De voorzieningenrechter stelt voorop dat uit de door partijen ondertekende overeenkomst d.d. 28 september 2015 volgt dat zij zijn overeengekomen dat [gedaagde] de economische eigendom verkrijgt van de woning. Weliswaar geldt dat de juridische eigendom van de woning slechts via de notaris overgedragen kan worden, maar dat laat onverlet dat partijen kunnen bepalen wie de lusten en lasten van de goederen (zaken en rechten) heeft/draagt. Een dergelijke afspraak werkt niet ten opzichte van een derde – de bank kan immers beide partijen aanspreken tot betaling –, maar in de onderlinge verhouding kan [gedaagde] zich er op beroepen. Dat betekent dat [gedaagde] mag weigeren dat [eiseres] de woning betrekt. Dat kan anders zijn, indien – alle omstandigheden en belangen gewogen – naar maatstaven van redelijkheid en billijkheid
onaanvaardbaarmoet worden geoordeeld dat [gedaagde] zich beroept op zijn economische eigendom conform genoemde partijafspraak en niet toelaat dat [eiseres] de woning tijdelijk opnieuw gaat bewonen. [eiseres] heeft weliswaar gesteld dat zij in verwachting is en spoedig op straat komt te staan, althans dringend alternatieve woonruimte nodig heeft. Met [gedaagde] is de voorzieningenrechter evenwel van oordeel dat [eiseres] vanaf eind februari 2016 op de hoogte is van het eindigen van de huurrelatie en dat zij reeds toen op zoek kon naar vervangende woonruimte. Dat zij dit (mogelijk) heeft nagelaten, kan [gedaagde] niet worden tegengeworpen. Of [eiseres] thans zwanger is respectievelijk in welk zwangerschapsstadium zij verkeert, is bovendien niet, althans niet onderbouwd gesteld, zodat hieraan reeds om die reden moet worden voorbijgegaan. Daar komt bij dat een terugkeer naar de woning geen werkelijke oplossing bewerkstelligt. [eiseres] heeft ter zitting benadrukt dat zij slechts spoedige verkoop van de woning nastreeft, wat in haar visie wordt bevorderd indien zij de leegstaande woning betrekt, waarna zij – bevrijd van hypothecaire aansprakelijkheid – aansluitend op zoek kan naar een koopwoning.
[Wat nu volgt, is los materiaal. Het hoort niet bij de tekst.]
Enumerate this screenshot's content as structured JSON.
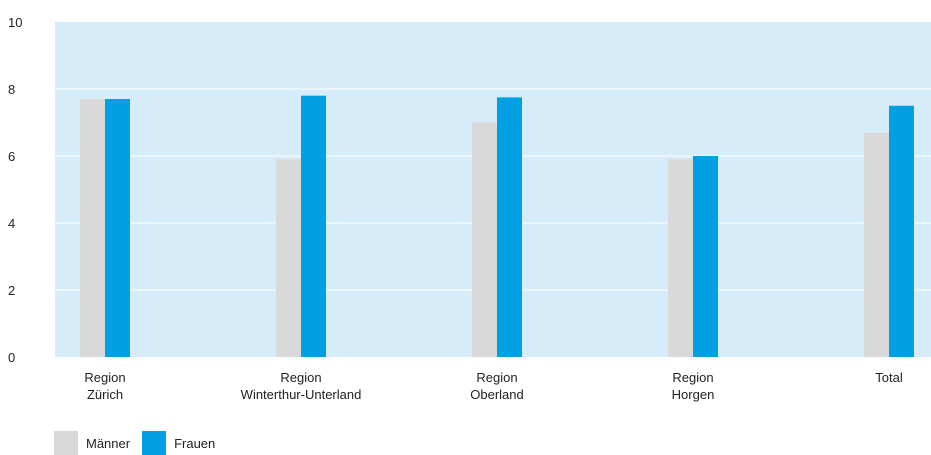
{
  "chart_data": {
    "type": "bar",
    "categories": [
      [
        "Region",
        "Zürich"
      ],
      [
        "Region",
        "Winterthur-Unterland"
      ],
      [
        "Region",
        "Oberland"
      ],
      [
        "Region",
        "Horgen"
      ],
      [
        "Total"
      ]
    ],
    "series": [
      {
        "name": "Männer",
        "color": "#d9d9d9",
        "values": [
          7.7,
          5.9,
          7.0,
          5.9,
          6.7
        ]
      },
      {
        "name": "Frauen",
        "color": "#00a0e3",
        "values": [
          7.7,
          7.8,
          7.75,
          6.0,
          7.5
        ]
      }
    ],
    "ylim": [
      0,
      10
    ],
    "yticks": [
      0,
      2,
      4,
      6,
      8,
      10
    ],
    "plot_background": "#d6edf9",
    "grid": true,
    "legend_position": "bottom-left"
  }
}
Anders dan [eiseres] stelt, valt tegen die achtergrond niet in te zien dat [eiseres] niet tijdelijk andere huisvesting kan verkrijgen.
4.6.
Tegenover het belang van [eiseres] staat het belang van [gedaagde] om de woning in de huidige onderhoudsstaat te behouden zonder een hernieuwd risico van hypotheekrente-achterstand en van overige aan de woning verbonden lasten. Weliswaar heeft ook [eiseres] foto’s overgelegd van de woning ten tijde van haar bewoning, daaruit kan niet zonder meer worden opgemaakt dat de woning niet in verwaarloosde toestand verkeerde, althans geen gebreken vertoonde die [gedaagde] na het vertrek van [eiseres] uit de woning op eigen kosten heeft hersteld respectievelijk heeft laten herstellen.
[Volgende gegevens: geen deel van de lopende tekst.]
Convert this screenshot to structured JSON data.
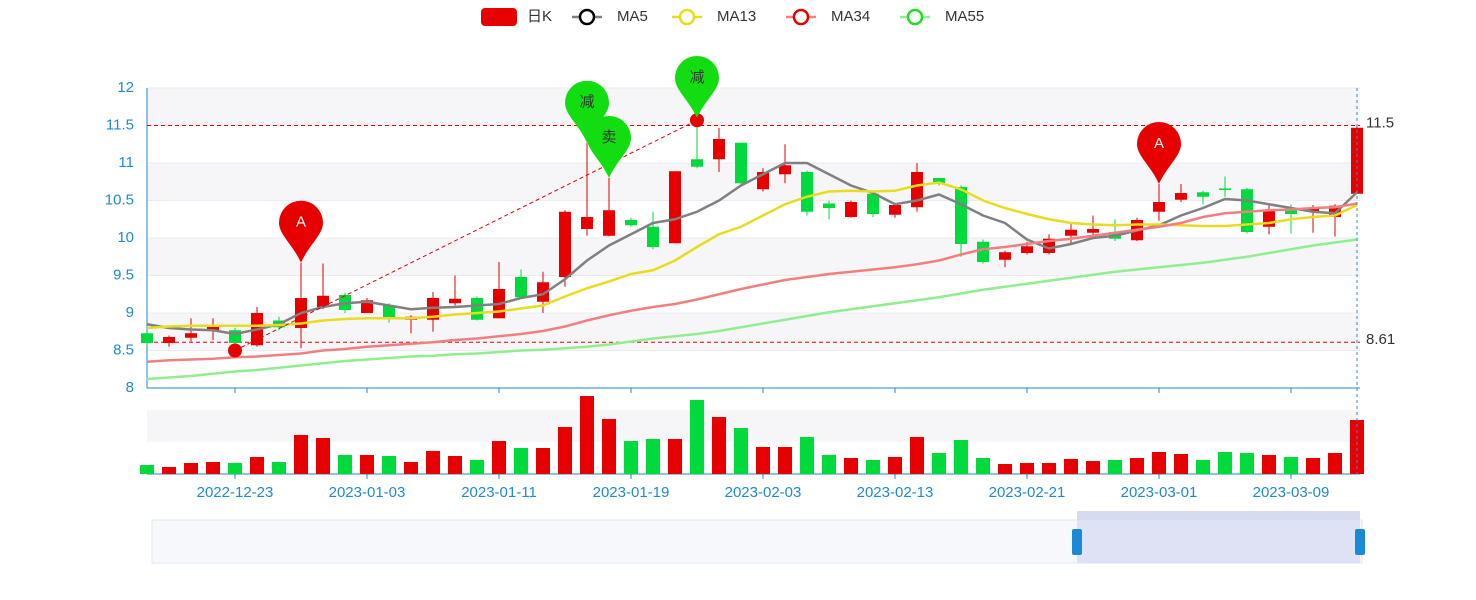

Daar komt bij dat onweersproken is gebleven dat [eiseres] de hypotheeklasten van de woning niet (volledig) heeft voldaan in de periode van haar alleengebruik, waardoor een schuld jegens de bank is ontstaan die [gedaagde] heeft afgelost, en dat er onweersproken een lange voorgeschiedenis bestaat van verkwikkelijkheden tussen partijen alvorens eerdergenoemde partij-overeenkomst kon worden gesloten.
4.7.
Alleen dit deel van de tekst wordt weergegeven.